Enoch might answer, Yes, I am from Europe, where a boy addresses an old man as “sir,” if he addresses him at all. But he cannot get past the odd nomenclature. “Europe,” he repeats, “is that what you name it here? Most people there say Christendom.”
“But we have Christians here.”
“So this is Christendom, you are saying,” says Enoch, “but, obviously to you, I’ve come from somewhere else. Perhaps Europe is the better term, now that you mention it. Hmm.”

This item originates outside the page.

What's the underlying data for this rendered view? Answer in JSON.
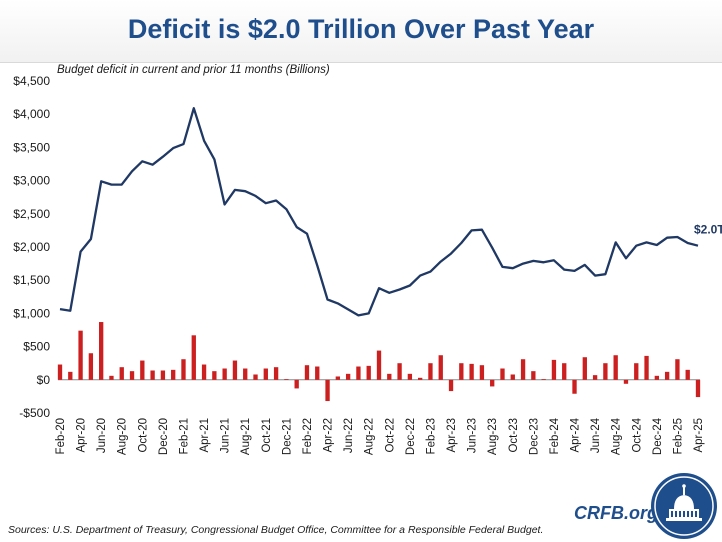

“What do other people call it?”
“Do I look like a schoolmaster to you?”
“No, but you talk like one.”
“You know something of schoolmasters, do you?”
“Yes, sir,” the boy says, faltering a bit as he sees the jaws of the trap swinging toward his leg.
“Yet here it is the middle of Monday-”
“The place was empty ’cause of the Hanging. I didn’t want to stay and-”
“And what?”
“Get more ahead of the others than I was already.”
“If you are ahead, the correct thing is to get used to it -not to make yourself into an imbecile. Come, you belong in school.”
“School is where one learns,” says the boy. “If you’d be so kind as to answer my question, sir, then I should be learning something, which would mean I were in school.”
The boy is obviously dangerous. So Enoch decides to accept the proposition. “You may address me as Mr. Root. And you are-?”
“Ben. Son of Josiah. The tallow-chandler. Why do you laugh, Mr. Root?”
“Because in most parts of Christendom-or Europe-tallow-chandlers’ sons do not go to grammar school.